Variation in local habitat quality adds substantial complexity to our understanding of dispersal patterns in fragmented landscapes. While the transfer components (duration, distance) of dispersal were not significantly related to local habitat quality, the age at emigration was positively correlated with local habitat quality in the natal area. Early dispersal may therefore contribute to escape low-quality habitats quickly. Supporting this hypothesis, experimental studies show that a scarcity of food resources in the natal areas may promote dispersal propensity (Dickinson and McGowan 2005) and early emigration (Fattebert et al. 2019). We did not find evidence for significant interactions between intrinsic habitat quality of patches and landscape features (patch size, edge softness, patch isolation), suggesting independent effects of anthropogenic habitat degradation (reduced habitat quality) and fragmentation on dispersal.

After controlling for habitat quality variables (i.e., patch size and local quality of habitat), we found negative density-dependence for timing of emigration (early age dispersal in high-populated patches) in patches surrounded by soft edges, which agrees with the hypothesis of increased intraspecific competition as a mechanism that promotes dispersal (Matthysen 2005; Ronce 2007). This hypothesis was not supported in patches surrounded by hard edges, likely because hard edges constrained emigration out of the natal patch. Thus, changes in edge hardness modulated the effect of population density on emigration timing in fragmented landscapes. Finally, dispersers increased transfer distances and duration when moving from low populated patches (i.e., negative density-dependence).
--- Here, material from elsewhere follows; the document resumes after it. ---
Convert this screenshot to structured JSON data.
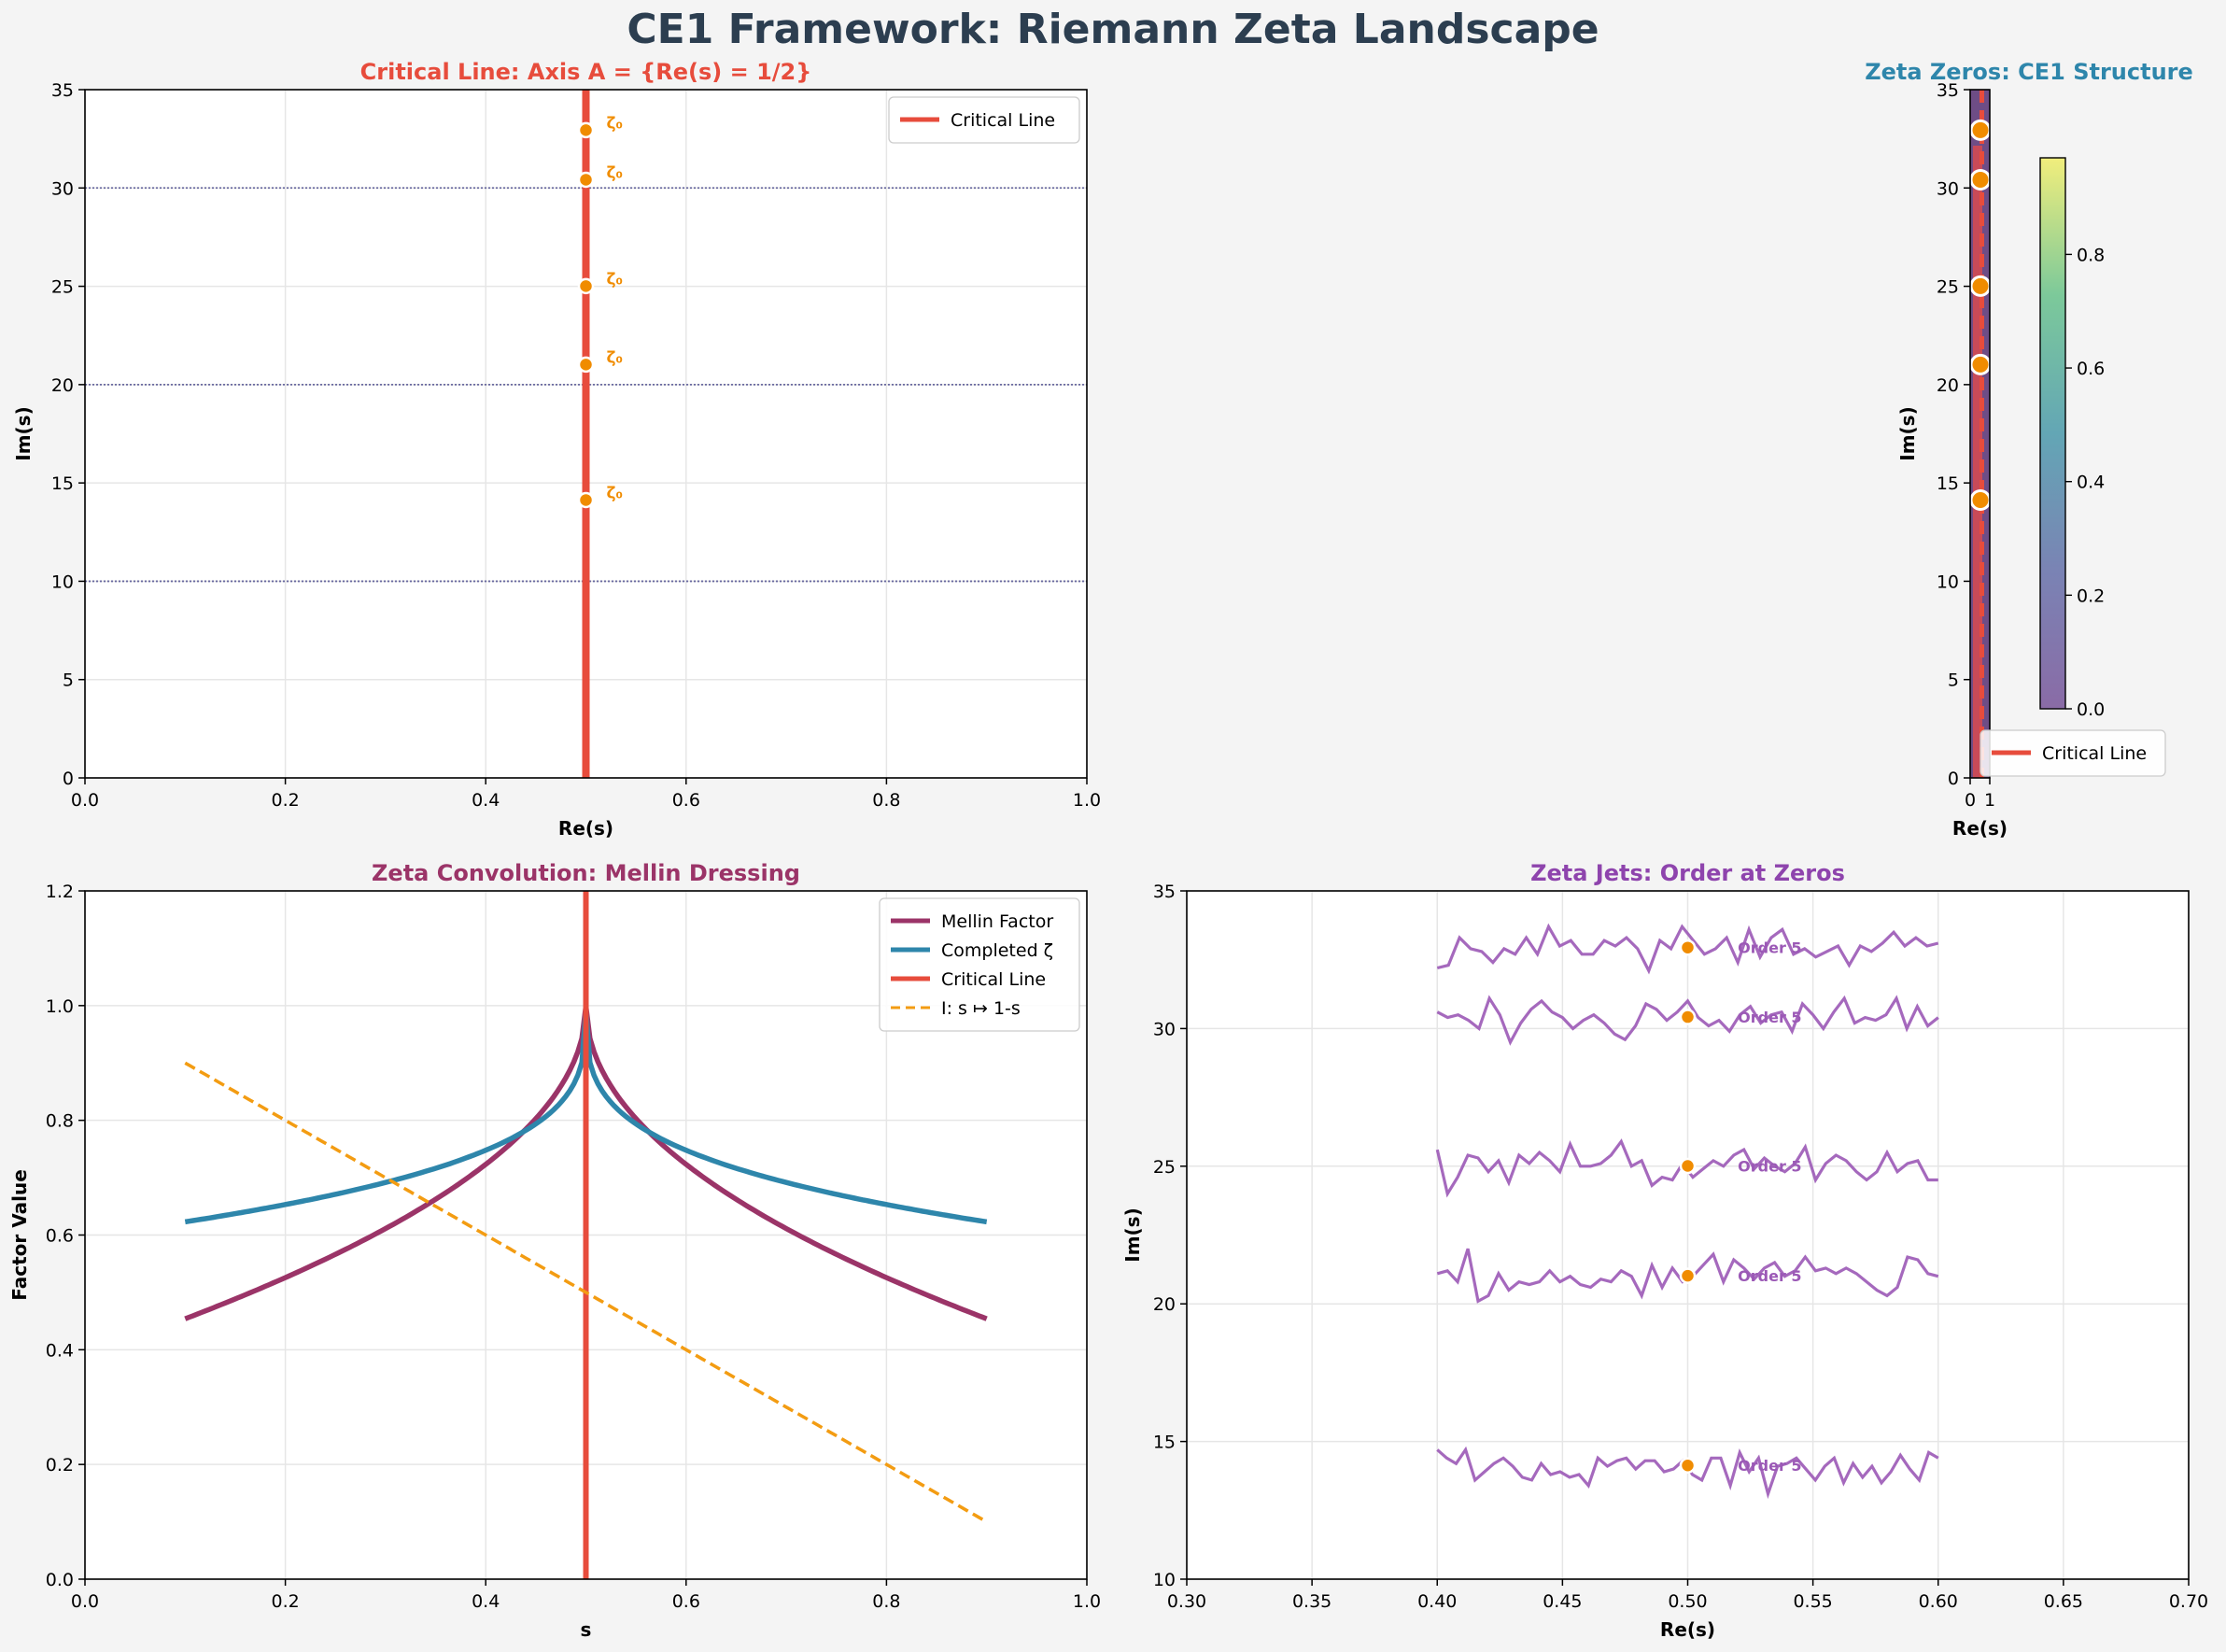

Because low-populated areas can induce Allee effects (Allee 1951) that enhance the extinction risk of small populations by reducing individual fitness (Stephens and Sutherland 1999), increasing transfer distances may help dispersers to avoid detrimental Allee effects by leaving low-populated areas. This may be the case in our study system, where small local populations exhibit high extinction risks that are likely to be associated with Allee effects (Robles and Ciudad 2017). Like juvenile dispersers in this study, adult dispersers (i.e., floaters) also avoid low-populated patches in our system. As both juveniles after becoming adults in their second calendar year and floaters (i.e., at least in their third calendar year) contribute to renovate the breeding population by replacing the lost breeders (Robles and Ciudad 2017), escaping from low-populated areas will reduce the pool of individuals for population turnover, which ultimately can lead to further reductions of local populations that are associated with Allee effects.